Il est encore possible en Belgique "d’arrondir les fins de mois". Le ministre des Finances, Johan Van Overtveldt, dénombre ainsi 40.000 salariés et 12.079 fonctionnaires qui exercent une activité complémentaire (chiffres arrêtés au 12 décembre 2016). "Avec mes collègues, on en voit de plus en plus qui se lancent, depuis la fin de l’année dernière en particulier. Ce sont, surtout, des jeunes. Par exemple, un instituteur qui s’est lancé dans le bâtiment, un autre dans le design. C’est très positif car ça montre un retour de l’esprit d’entreprise en Belgique", analyse Luk Van Biesen, député (Open VlD), et comptable-fiscaliste (basé à Crainhem) dans le privé. Il a interpellé le ministre à ce sujet.

Pour se lancer comme indépendant complémentaire, il faut notamment obtenir un numéro auprès de la banque Carrefour, et se fendre d’une cotisation sociale (autour de 70 euros par trimestre). Jackpot ? Pas forcément… En 2016, 10.115 salariés et 3.000 fonctionnaires établis comme indépendants complémentaires ont ainsi déclaré un revenu négatif, soit un sur quatre ! En clair, leur activité leur a coûté plus qu’elle ne leur a rapporté. Une proportion étonnante. "Il faut souvent du temps pour se lancer, au début", estime Luk Van Biesen, qui précise "qu’e n tant qu’indépendant à titre complémentaire, on peut déduire la TVA sur des achats et déduire les pertes éventuellement subies des revenus imposables de la profession à titre principal".

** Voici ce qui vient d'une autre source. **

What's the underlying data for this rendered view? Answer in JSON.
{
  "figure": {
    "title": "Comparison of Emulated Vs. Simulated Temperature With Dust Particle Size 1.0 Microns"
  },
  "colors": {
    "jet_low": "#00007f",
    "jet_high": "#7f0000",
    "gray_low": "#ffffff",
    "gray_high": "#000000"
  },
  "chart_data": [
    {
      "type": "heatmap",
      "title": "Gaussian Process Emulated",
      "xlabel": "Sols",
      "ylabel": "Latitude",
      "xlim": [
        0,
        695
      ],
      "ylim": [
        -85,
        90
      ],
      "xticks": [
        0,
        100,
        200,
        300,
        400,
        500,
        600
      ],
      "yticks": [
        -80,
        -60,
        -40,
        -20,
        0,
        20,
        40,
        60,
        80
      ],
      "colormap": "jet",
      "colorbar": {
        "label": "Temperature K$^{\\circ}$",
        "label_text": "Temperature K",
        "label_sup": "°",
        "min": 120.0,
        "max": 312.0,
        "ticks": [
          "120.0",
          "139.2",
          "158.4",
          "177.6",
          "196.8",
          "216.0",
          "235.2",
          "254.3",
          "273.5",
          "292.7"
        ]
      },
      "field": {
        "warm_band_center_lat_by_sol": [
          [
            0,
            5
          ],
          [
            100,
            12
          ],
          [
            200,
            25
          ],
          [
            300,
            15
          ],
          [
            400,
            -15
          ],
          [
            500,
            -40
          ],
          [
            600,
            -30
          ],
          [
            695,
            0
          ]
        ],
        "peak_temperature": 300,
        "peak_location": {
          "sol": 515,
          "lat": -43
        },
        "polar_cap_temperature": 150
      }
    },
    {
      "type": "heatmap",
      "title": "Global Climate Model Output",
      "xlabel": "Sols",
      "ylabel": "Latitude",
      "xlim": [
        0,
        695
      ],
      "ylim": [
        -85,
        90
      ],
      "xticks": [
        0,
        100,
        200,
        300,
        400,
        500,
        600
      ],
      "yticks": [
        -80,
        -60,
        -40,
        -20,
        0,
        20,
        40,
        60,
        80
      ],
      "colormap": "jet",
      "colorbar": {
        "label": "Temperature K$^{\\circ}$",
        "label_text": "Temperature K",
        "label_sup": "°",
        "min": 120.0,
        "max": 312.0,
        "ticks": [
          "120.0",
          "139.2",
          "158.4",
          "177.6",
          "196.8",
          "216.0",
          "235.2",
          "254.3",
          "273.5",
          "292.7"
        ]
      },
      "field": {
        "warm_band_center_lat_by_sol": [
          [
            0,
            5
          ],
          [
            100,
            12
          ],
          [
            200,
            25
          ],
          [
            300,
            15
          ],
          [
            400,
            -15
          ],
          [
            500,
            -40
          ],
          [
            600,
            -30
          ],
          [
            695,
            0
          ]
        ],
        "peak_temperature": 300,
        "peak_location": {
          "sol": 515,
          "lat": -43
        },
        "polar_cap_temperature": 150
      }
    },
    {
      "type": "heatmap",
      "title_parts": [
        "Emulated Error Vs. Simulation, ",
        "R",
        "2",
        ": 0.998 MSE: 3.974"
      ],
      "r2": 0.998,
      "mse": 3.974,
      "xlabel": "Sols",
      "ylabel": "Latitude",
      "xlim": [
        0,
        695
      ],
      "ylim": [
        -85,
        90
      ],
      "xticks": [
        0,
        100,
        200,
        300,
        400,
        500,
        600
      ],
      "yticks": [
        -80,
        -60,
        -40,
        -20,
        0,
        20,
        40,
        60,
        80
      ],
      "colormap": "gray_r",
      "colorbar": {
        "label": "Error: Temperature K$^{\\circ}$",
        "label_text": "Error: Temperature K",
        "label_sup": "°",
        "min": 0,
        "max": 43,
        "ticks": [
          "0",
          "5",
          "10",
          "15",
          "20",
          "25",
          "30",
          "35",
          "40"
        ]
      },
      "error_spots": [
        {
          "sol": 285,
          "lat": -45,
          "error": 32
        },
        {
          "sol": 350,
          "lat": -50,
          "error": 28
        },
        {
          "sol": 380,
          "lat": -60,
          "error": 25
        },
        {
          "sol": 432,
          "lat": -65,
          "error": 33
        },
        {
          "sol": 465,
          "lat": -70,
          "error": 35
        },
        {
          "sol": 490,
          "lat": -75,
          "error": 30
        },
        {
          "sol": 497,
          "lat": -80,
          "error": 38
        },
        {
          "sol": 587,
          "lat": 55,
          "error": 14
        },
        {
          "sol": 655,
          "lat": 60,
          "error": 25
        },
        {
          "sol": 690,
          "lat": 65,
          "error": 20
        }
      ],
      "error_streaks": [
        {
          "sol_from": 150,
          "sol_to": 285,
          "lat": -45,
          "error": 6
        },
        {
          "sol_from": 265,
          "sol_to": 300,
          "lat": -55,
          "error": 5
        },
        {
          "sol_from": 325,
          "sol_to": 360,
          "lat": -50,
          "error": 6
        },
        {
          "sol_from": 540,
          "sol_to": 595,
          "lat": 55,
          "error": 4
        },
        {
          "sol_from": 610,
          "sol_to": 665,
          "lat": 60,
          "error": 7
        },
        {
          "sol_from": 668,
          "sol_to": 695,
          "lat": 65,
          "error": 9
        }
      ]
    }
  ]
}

"Une grande partie d’entre eux, pas tous évidemment, prend ce statut pour des raisons fiscales. Cela leur permet de payer moins d’impôts", analyse quant à lui Thierry Evens, de l’UCM. "En effet, en dessous d’un certain montant de gain, fixé à 1.400 euros par an, l’indépendant complémentaire ne doit pas payer sa cotisation sociale. Et le statut lui permet de déduire toute une série de frais : logement, déplacements, location, etc. Pour certaines activités, cela peut être une manière de diminuer le coût d’un hobby. Je prends l’exemple d’un philatéliste qui vend quelques timbres par an."

Attention, cependant : si un revenu négatif est déclaré trois années de suite, le contrôle fiscal est systématique.

"Déduire les frais liés à une activité complémentaire n’a rien d’illégal, pour autant que les frais soient réels", complète Thierry Evens, de l’UCM . "Mais si un philatéliste déclare 8.000 euros de frais, il risque fort, lui aussi, de se faire contrôler par le fisc."